Jeremy is us...all of us....in the very near future. He's been coddled, drugged, threatened and brainwashed by The State in a monochromatic world where few things make sense. A world in which virtually everyone is a criminal for lack of ability to keep up with all the new laws and regulations. A world in which "Why?" becomes a pointless question.
And, like us, Jeremy is helpless and unskilled. But as the pages turn we realize that, like us, Jeremy yearns for freedom, self dependence and self expression. We follow the amazing journey of this young man as circumstances demand he come of age, become a man and finally step up to the plate as the Hero he can be.
Written from the viewpoint, nobility and passion that only our teen years can muster, this is hardly a book just for that age group.
The Afterword provides chilling references to Laws and technologies (seemingly far fetched in the book) which are already reality; already embraced in the USA of today.
Rich Lucibella Publisher S.W.A.T. Magazine
"For your own good" June 7, 2005 6 out of 6 found this review helpful
Rebelfire is a dystopia set in an all-too-plausible near future, where the only thing that's gone wrong with the world is that every little thing you say, do, eat, drink, or use in any way is monitored, surveilled and generally spied upon "for your own good." The chilling thing about the book's setting is that it is simply a projection of what we're already allowing "them" to do to us. There is no difference in form between Jeremy's world and ours. There's only a difference in degree.

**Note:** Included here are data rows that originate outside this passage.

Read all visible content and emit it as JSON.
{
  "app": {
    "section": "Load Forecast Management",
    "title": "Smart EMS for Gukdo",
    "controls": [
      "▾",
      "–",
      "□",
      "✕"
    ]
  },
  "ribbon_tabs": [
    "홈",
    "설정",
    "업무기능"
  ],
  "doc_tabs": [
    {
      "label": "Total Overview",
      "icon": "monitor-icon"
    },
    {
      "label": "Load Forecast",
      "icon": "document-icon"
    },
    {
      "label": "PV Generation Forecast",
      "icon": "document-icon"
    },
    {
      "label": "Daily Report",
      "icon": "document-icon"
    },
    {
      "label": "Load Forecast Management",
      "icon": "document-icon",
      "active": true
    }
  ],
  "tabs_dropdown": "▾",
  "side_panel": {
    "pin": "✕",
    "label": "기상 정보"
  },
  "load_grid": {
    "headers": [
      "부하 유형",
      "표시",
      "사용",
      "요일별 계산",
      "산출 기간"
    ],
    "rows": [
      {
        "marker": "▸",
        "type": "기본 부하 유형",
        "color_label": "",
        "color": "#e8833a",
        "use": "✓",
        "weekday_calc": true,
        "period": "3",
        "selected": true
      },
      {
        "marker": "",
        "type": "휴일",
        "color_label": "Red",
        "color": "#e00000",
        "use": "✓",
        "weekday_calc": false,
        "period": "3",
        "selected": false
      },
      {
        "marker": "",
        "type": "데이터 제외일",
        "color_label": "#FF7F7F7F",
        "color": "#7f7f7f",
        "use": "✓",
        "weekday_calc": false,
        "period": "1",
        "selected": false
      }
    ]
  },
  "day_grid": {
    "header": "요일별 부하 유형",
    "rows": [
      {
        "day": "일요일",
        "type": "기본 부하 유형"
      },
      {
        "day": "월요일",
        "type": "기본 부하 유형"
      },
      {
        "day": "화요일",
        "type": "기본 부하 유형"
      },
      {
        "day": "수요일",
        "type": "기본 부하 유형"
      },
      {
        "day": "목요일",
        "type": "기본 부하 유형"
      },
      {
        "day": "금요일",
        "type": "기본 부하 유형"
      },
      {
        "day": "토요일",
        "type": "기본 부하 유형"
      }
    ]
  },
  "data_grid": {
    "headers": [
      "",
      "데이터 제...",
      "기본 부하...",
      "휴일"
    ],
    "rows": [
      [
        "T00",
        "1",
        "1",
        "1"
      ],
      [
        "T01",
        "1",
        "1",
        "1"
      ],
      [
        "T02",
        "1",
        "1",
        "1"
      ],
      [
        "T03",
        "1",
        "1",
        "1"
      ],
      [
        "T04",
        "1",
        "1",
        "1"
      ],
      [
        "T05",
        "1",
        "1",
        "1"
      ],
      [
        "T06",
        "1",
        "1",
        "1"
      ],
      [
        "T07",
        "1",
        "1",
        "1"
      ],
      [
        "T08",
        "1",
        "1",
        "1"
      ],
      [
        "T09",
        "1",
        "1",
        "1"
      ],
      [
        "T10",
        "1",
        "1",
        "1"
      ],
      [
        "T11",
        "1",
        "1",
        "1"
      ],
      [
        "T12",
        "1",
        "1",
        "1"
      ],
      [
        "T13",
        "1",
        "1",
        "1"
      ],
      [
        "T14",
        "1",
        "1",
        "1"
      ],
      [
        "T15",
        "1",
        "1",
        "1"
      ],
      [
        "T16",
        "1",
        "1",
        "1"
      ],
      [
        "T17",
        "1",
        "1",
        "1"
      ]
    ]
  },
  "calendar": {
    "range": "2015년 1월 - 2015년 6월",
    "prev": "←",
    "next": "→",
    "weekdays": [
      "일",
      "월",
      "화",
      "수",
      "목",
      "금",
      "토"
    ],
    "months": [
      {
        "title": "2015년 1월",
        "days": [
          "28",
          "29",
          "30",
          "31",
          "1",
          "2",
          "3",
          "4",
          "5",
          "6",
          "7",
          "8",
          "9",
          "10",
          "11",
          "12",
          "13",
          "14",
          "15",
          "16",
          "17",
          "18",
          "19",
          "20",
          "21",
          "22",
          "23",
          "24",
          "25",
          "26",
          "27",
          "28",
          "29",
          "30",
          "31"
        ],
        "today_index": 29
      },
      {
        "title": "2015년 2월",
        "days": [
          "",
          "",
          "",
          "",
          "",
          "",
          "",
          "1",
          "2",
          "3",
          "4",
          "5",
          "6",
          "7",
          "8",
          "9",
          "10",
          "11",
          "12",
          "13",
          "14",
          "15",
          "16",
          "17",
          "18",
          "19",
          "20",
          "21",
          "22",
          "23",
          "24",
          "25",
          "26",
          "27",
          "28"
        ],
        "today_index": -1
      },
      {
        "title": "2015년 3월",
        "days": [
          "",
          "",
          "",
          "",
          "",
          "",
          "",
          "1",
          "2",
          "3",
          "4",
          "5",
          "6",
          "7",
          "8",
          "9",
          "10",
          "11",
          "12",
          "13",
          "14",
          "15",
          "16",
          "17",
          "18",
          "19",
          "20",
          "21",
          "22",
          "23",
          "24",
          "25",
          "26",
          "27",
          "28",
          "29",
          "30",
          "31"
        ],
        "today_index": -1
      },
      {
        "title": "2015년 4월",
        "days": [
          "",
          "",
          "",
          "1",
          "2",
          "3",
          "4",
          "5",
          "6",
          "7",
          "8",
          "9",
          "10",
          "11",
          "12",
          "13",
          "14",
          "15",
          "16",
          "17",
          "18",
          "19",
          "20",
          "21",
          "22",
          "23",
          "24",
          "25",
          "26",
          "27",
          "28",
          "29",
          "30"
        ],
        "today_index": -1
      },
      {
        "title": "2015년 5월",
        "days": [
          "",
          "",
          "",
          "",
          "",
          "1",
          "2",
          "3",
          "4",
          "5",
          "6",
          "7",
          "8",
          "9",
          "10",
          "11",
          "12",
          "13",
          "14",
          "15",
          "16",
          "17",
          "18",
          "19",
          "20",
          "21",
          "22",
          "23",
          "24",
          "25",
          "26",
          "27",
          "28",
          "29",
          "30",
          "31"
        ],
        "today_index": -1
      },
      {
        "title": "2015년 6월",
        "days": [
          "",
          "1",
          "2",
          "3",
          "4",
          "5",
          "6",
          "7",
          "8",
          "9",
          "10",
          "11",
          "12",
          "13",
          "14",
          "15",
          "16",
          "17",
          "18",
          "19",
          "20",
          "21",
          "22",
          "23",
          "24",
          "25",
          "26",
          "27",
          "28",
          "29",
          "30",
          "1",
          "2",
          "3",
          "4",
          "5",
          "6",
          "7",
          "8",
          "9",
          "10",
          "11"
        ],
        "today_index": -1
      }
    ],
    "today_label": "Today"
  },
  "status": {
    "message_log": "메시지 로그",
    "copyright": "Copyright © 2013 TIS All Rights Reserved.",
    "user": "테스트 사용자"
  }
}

Since the book is written for teenagers, this middle-aged reader had to push a bit to get past the first few chapters of teenage angst and whining. But it's worth the trip, because once Jeremy gets going on his journey out of the Zone and out of his own callow self-absorbtion, the story just grabs you by the collar and doesn't let go until the end. At which point, alas, it drops you like a rotten orange and leaves you whining for more.
It's hard to believe this is Claire Wolfe's first fictional work, because the pacing, dialogue, and characterizations are marvelous. Any fans of her non-fiction will not be disappointed. But be careful about letting it fall into the hands of your kids. It might start giving them independent ideas, so it's definitely not "good for them."